This blog post was originally published at Geisel Software’s website. It is reprinted here with the permission of Geisel Software.
How to optimize and accelerate GPUS: tools, techniques, and real-world scenarios
Machine learning (ML) systems analyze tremendous amounts of data to identify hidden patterns and make predictions based on those patterns. This requires a very high level of parallel processing. And if these systems are meant to be used in real-time scenarios, the level of processing is critical to the feasibility of the application. Modern advancements in GPU computing technology are opening up new realms of possibility for computationally intensive, real-time applications. Emerging applications of AI and ML, such as machine vision and three-dimensional graphical processing, are seeing some of the greatest benefits of accelerated computing.
This article will cover how to optimize and accelerate GPUs:
- Parallel processing on CPUs, including SIMD instructions on multiple cores.
- High-performance parallel processing on Graphics Processing Units (GPUs) with native software kernels.
- A typical machine learning product design scenario with GPU acceleration.
- Tips for writing high-performance GPU algorithms.
- Conclusions and takeaways
Parallelizing CPUs
When talking about parallel computing, we typically think of GPUs and their vast array of independent cores. Historically, CPUs have not had strong, innate parallel computing abilities, but CPU features like SIMD instruction sets make it possible to perform parallel computing on CPUs. While SIMD-equipped CPUs might not come close to the parallel capacity of modern GPUs, they can still offer great performance improvements over a CPU that is processing serially. CPU parallelization can also work hand-in-hand with GPU optimizations to fully utilize available computing resources.
Intel’s AVX-512 SIMD instruction set, for example, can process up to 64 computations in parallel on a CPU instead of processing one at a time.

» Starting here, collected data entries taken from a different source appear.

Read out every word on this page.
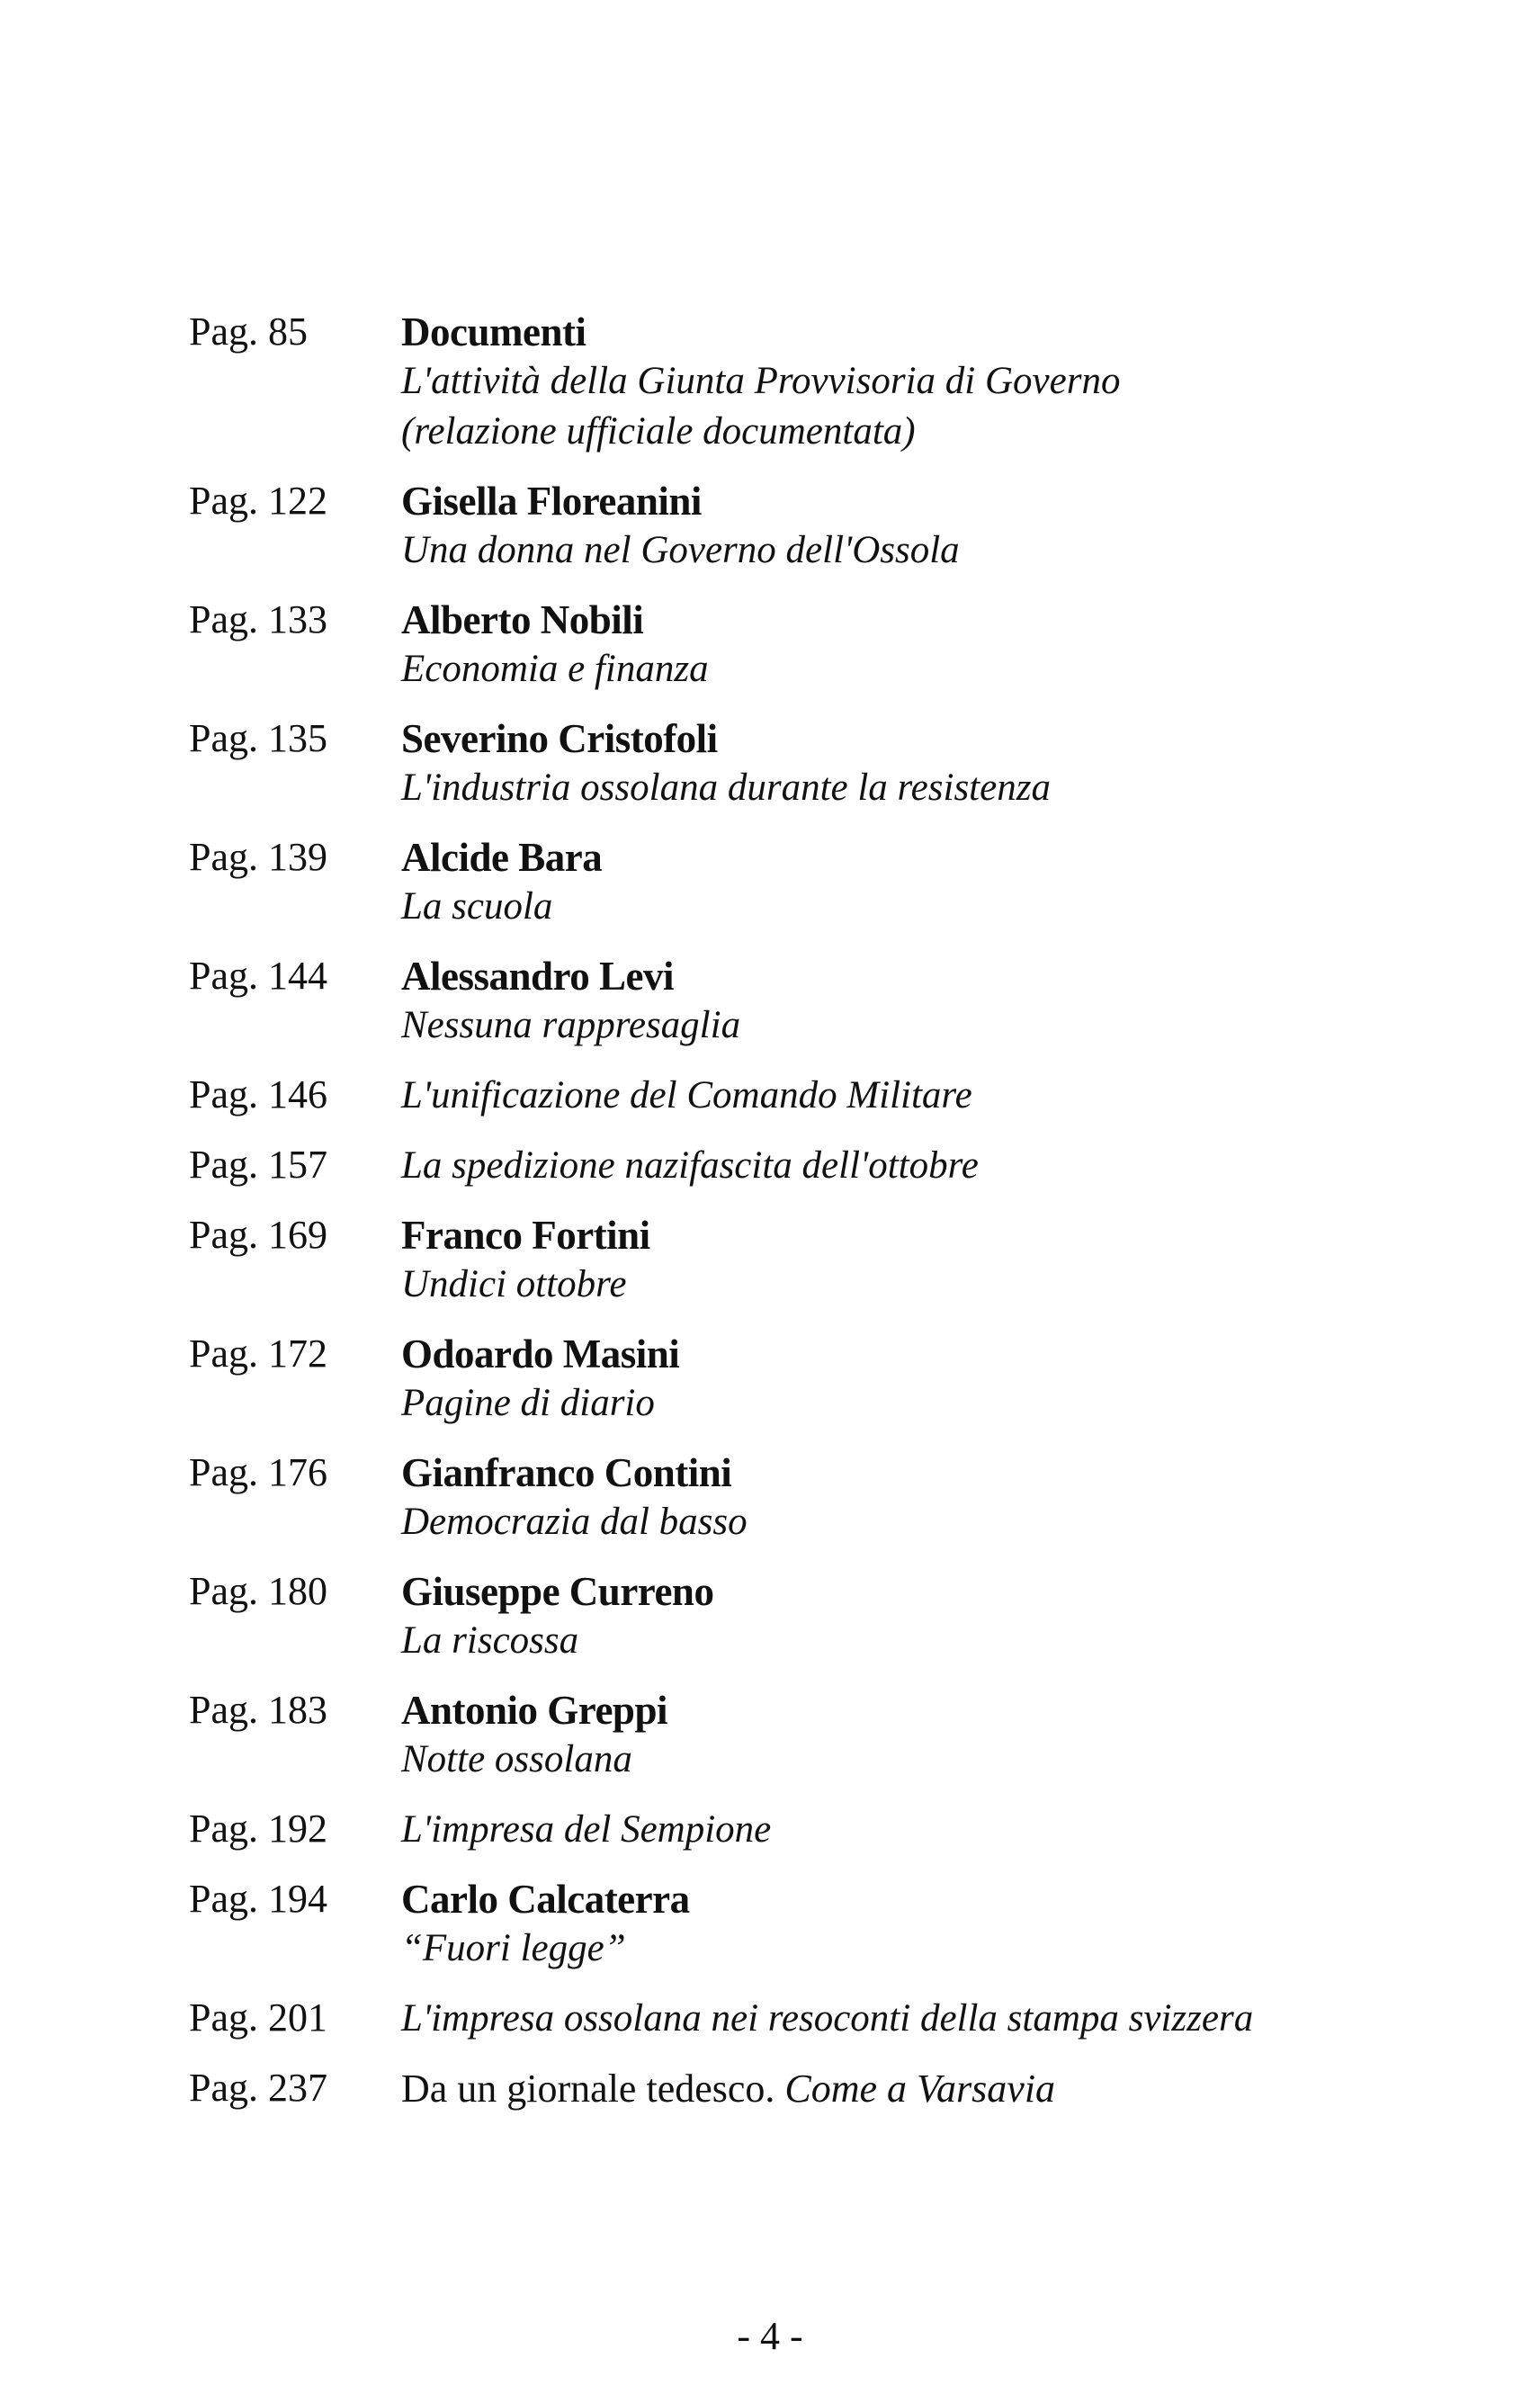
Pag. 85	Documenti
L'attività della Giunta Provvisoria di Governo
(relazione ufficiale documentata)
Pag. 122	Gisella Floreanini
Una donna nel Governo dell'Ossola
Pag. 133	Alberto Nobili
Economia e finanza
Pag. 135	Severino Cristofoli
L'industria ossolana durante la resistenza
Pag. 139	Alcide Bara
La scuola
Pag. 144	Alessandro Levi
Nessuna rappresaglia
Pag. 146	L'unificazione del Comando Militare
Pag. 157	La spedizione nazifascita dell'ottobre
Pag. 169	Franco Fortini
Undici ottobre
Pag. 172	Odoardo Masini
Pagine di diario
Pag. 176	Gianfranco Contini
Democrazia dal basso
Pag. 180	Giuseppe Curreno
La riscossa
Pag. 183	Antonio Greppi
Notte ossolana
Pag. 192	L'impresa del Sempione
Pag. 194	Carlo Calcaterra
“Fuori legge”
Pag. 201	L'impresa ossolana nei resoconti della stampa svizzera
Pag. 237	Da un giornale tedesco. Come a Varsavia
- 4 -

SIMD is also relatively lightweight to apply, as it is simply a set of instructions and does not require extra libraries or additional memory to operate.
The parallelism of CPUs can be taken one step further by using multithreading and SIMD together to scale up parallel operations on multicore CPUs. One of the libraries that can be used to add parallelism to a CPU is oneTBB, a Threading Building Blocks library by Intel. This API provides a powerful, easy-to-use capability to spread processing iterations over multiple threads and fully utilize the available CPU cores.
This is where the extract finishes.